Eu não sei nadar. Consequentemente, os maiores perrengues no Rally M+is – Transamazônica foram as travessias dos rios que cortam a BR – 230 onde, ainda, não existem pontes. Aliás, uma precária ponte de madeira me dava mais segurança que uma grande balsa de aço, com capacidade para centenas de toneladas, empurrada por um rebocador.

Medo de acidentes; medo de noites ao relento; medo da fome; medo da sede; medos diversos... Pavor de águas profundas.

Do banco do carona, quase vi concretizado, por duas vezes, o meu medo de acidentes, provavelmente, da primeira “oportunidade” eu não sairia vivo para contar a história;

Deitado em uma rede emprestada; num colchão improvisado com uma lâmina de espuma ou mesmo sentado em uma poltrona de plástico, minhas noites ao relento foram experiências enriquecedoras na companhia de vigias, frentistas, caminhoneiros e outros viajantes. Com eles substituí o medo pela solidariedade e pelo companheirismo na estrada;

Com goiabas e ingás colhidos na beira da estrada, tucumã e biscoitos cream cracker pode-se servir verdadeiros banquetes. A fome ou o medo dela é um problema bem simples de resolver. Além dessas iguarias nas estradas, nos centros urbanos a estratégia “Working For Feed” forneceu o suficiente para garantir a minha satisfação alimentar;

Um cooler ou qualquer recipiente de plástico, vidro, metal e um posto de combustíveis: tudo que o viajante precisa para garantir que o medo da sede seja afastado para bem longe. Longe dos centros urbanos, em plena selva, as águas cristalinas de rios e igarapés substituem, com larga margem de satisfação, uma garrafa da melhor água mineral;

O problema não é a água para beber, mas a água sob meus pés, com dezenas de metros de profundidade e extensão. Igarapés que parecem rios, rios que parecem oceanos: eis o “x” da questão. Da primeira travessia no Rio Xingu, Altamira (PA) à última no Rio Mucuí, Canutama (AM), foram sete travessias: da penúltima não esquecerei jamais. Por forças das circunstâncias eu repetiria essa experiência, de forma mais tranquila, antes de chegar na Amazônia de terras firmes a partir de Porto Velho (RO). Minha decisão de voltar pelo sul da Amazônia Legal, deveu-se em grande parte ao meu pavor de águas profundas ainda não solucionado.

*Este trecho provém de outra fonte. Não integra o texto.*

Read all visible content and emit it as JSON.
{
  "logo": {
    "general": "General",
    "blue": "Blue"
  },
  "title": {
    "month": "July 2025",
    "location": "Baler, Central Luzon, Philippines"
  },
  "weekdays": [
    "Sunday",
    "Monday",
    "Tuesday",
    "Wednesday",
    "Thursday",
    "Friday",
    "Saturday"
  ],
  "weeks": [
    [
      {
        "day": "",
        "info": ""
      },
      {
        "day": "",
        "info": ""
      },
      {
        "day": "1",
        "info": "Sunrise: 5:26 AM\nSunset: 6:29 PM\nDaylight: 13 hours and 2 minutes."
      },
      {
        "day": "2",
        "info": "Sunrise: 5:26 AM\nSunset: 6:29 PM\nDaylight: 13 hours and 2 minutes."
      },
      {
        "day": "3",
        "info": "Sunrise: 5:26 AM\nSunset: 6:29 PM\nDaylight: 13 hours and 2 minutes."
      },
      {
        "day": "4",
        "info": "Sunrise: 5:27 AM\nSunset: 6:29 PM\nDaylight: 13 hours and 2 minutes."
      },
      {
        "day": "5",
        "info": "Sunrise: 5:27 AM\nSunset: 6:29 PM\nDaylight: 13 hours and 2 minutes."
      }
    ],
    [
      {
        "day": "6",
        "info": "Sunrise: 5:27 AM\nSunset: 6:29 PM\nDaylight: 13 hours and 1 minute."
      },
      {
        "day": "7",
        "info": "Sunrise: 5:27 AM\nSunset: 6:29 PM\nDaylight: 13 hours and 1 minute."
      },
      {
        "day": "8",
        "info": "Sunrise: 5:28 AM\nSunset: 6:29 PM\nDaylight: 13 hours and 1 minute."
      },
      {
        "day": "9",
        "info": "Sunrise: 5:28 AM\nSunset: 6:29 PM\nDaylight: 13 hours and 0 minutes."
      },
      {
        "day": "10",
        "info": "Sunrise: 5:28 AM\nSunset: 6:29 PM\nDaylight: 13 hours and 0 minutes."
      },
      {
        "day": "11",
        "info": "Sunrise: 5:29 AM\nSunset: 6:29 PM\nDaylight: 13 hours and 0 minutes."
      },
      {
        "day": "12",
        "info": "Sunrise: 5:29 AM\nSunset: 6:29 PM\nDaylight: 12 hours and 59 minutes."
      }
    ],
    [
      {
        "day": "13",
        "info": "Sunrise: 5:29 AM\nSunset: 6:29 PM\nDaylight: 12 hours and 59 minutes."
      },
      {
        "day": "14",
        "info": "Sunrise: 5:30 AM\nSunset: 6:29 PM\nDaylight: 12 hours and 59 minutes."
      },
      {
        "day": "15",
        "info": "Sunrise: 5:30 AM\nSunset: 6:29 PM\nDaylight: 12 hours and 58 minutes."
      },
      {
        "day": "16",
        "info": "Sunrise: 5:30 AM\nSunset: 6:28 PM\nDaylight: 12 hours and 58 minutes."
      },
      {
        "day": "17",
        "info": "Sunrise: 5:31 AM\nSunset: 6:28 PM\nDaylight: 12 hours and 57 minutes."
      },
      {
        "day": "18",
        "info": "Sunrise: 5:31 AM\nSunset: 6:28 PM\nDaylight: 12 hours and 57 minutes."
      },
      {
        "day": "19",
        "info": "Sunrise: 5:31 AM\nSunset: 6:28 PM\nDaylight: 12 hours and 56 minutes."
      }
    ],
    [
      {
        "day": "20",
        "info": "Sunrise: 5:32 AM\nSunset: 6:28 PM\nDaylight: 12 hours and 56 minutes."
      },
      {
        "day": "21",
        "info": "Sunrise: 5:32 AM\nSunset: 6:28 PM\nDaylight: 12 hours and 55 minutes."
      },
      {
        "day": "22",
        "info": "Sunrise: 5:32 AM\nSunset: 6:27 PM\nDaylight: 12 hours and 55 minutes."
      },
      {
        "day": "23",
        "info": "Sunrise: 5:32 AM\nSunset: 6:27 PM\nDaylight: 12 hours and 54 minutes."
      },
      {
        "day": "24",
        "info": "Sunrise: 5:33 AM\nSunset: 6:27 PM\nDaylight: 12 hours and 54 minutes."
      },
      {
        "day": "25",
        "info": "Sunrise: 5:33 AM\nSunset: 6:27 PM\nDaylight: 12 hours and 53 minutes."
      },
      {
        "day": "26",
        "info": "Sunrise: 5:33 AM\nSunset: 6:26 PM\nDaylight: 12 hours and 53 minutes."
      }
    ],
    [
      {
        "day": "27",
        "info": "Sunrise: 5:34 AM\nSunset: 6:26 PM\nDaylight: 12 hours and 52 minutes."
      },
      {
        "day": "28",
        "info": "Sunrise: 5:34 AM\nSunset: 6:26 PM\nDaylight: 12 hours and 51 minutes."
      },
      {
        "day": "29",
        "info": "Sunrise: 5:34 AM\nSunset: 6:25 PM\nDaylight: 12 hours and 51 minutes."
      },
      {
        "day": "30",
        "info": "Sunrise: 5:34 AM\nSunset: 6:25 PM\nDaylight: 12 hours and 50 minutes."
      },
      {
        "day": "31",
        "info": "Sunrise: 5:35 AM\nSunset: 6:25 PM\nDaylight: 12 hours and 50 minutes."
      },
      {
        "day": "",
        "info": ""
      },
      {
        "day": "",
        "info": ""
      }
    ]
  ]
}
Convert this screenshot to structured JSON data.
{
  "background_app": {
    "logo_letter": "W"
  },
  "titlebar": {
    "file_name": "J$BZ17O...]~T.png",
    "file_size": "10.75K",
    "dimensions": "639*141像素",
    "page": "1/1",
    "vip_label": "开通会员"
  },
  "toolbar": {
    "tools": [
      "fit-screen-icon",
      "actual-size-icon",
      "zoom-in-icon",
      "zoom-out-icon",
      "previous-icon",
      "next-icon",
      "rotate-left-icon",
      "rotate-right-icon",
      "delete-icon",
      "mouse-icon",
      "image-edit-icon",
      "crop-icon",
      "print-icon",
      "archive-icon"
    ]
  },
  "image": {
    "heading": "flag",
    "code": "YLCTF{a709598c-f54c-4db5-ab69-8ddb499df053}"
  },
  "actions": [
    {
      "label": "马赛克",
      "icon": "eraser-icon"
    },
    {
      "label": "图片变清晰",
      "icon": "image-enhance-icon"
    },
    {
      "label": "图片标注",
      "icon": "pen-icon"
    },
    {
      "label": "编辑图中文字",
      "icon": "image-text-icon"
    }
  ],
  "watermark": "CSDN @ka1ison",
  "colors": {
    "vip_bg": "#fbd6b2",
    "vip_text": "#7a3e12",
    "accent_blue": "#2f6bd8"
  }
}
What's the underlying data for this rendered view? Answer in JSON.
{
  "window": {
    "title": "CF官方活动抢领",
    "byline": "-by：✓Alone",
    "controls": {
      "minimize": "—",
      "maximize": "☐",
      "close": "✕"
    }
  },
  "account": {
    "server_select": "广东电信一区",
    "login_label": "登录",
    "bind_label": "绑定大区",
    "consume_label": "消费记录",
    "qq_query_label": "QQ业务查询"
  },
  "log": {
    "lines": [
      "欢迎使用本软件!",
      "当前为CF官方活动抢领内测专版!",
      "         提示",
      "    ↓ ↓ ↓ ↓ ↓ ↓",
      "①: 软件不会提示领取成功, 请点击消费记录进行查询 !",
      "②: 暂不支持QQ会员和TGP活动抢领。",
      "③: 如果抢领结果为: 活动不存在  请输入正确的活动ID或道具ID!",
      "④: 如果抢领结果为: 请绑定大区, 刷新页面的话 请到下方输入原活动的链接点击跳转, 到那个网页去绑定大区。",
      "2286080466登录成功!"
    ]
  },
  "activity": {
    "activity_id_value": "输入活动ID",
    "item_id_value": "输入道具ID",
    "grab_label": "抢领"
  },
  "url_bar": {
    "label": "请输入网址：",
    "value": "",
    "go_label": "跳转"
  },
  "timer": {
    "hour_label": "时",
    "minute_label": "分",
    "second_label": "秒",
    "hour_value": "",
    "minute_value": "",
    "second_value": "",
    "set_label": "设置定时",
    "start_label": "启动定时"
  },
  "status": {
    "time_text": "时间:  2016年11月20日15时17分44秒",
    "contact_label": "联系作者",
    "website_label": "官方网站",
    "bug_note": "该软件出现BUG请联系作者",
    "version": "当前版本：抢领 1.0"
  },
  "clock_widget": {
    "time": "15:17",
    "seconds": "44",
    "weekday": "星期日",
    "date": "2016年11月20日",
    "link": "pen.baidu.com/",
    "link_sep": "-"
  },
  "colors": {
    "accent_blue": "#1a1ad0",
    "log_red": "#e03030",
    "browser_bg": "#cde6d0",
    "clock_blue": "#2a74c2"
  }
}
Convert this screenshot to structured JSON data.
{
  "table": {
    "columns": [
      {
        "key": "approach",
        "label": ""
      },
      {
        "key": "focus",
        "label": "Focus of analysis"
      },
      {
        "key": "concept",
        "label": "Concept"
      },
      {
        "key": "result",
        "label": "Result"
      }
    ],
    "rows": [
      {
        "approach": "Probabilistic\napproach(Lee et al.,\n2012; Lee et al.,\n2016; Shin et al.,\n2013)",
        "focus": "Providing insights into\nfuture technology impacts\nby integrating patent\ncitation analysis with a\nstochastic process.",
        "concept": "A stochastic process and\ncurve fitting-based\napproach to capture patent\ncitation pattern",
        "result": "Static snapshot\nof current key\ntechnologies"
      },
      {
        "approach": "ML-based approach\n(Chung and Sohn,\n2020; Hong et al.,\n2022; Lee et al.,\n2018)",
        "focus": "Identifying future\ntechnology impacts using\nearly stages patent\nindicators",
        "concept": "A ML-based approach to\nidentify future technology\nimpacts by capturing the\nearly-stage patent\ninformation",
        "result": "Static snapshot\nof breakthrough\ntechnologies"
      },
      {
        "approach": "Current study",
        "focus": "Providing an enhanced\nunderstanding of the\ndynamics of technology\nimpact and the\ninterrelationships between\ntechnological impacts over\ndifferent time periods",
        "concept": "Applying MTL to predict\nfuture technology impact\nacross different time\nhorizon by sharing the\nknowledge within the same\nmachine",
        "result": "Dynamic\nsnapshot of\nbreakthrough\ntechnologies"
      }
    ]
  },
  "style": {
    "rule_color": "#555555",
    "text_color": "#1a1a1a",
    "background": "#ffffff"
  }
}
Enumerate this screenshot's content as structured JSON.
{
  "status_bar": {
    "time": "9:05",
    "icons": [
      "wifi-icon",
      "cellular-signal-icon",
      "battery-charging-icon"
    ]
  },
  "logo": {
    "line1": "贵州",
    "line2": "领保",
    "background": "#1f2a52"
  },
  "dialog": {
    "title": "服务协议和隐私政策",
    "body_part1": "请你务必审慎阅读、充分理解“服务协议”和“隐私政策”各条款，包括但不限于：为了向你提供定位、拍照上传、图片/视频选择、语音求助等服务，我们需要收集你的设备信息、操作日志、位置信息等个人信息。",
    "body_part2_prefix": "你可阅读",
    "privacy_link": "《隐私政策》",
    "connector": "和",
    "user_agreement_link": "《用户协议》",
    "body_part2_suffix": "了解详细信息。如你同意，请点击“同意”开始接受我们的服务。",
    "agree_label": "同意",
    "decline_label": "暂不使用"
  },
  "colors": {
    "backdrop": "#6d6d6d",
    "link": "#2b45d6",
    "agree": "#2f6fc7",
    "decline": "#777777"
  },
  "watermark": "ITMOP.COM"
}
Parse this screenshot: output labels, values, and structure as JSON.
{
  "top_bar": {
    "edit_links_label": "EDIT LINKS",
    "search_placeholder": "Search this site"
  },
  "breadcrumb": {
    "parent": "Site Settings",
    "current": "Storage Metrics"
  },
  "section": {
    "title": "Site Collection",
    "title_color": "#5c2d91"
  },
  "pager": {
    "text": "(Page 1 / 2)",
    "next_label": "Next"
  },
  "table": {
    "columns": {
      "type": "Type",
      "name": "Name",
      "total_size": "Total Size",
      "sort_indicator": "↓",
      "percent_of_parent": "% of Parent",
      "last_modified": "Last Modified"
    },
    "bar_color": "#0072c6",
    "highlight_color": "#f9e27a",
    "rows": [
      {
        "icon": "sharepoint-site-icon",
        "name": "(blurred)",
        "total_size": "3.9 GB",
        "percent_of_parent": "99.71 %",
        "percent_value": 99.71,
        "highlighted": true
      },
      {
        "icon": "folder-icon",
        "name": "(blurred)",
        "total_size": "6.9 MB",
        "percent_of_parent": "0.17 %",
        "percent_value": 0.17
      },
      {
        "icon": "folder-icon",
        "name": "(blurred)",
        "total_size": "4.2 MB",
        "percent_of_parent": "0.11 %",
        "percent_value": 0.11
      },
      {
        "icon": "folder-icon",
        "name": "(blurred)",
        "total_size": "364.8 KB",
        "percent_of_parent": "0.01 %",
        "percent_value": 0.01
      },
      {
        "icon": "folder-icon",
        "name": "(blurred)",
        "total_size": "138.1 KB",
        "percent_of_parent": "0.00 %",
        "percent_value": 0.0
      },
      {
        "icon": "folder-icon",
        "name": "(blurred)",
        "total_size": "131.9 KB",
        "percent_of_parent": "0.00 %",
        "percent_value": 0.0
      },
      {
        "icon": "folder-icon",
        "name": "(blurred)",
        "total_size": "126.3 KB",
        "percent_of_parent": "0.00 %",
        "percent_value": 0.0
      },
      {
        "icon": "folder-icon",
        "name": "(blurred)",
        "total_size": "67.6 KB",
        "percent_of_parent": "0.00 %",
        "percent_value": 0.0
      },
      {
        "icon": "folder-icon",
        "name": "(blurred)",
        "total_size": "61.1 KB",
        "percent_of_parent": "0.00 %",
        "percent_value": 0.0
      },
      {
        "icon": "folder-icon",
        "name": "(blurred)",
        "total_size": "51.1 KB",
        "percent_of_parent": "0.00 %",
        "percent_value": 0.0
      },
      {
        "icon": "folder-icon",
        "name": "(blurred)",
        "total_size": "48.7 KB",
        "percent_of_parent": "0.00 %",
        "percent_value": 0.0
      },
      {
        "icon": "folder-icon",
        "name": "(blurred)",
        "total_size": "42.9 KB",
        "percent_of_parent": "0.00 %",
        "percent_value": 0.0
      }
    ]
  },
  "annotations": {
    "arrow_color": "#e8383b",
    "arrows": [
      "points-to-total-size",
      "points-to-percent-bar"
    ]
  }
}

Já descrevi a travessia do Mucuí, sentido Humaitá – Lábrea (AM), o maior perrengue do trecho e de toda a viagem. Quero agora falar de suas consequências: de como iniciei a travessia e de como alcancei o outro lado do rio como O Novo Eu.

Relatividade. Mesmo graves, os problemas na travessia, para meus companheiros de viagem, talvez não fossem tão grandes assim: rotina de trabalho diriam eles. Do meu lado, com o piloto automático da sobrevivência ligado, as únicas coisas que pensava eram: o que Eu estou fazendo aqui? Eu não preciso de nada disso! O antigo Eu talvez estivesse certo, mas o novo Eu queria mais: colocar à prova todas as minhas forças, minha coragem e minha determinação.

Força, Coragem, Determinação: um mantra e uma tatuagem para o antigo Eu. Forjados no calor da ação, esses valores transformaram-se em genuínas experiências que fortalecem as minhas convicções que fundamentam os projetos de vida no novo Eu. Minha grande vitória nessa jornada foi vencer a mim mesmo. Então, medos e temores façam fila!!! O novo Eu é um Super-Homem! Sua kryptonita continua sendo as águas profundas – o inimigo, o Golias, está em mim, latente – mas, agora, com uma única e grande diferença:

- Eu sei que posso vencê-lo!!!


[Sousa, Vital. Empreendimento Sem Fim. Recife, 2015]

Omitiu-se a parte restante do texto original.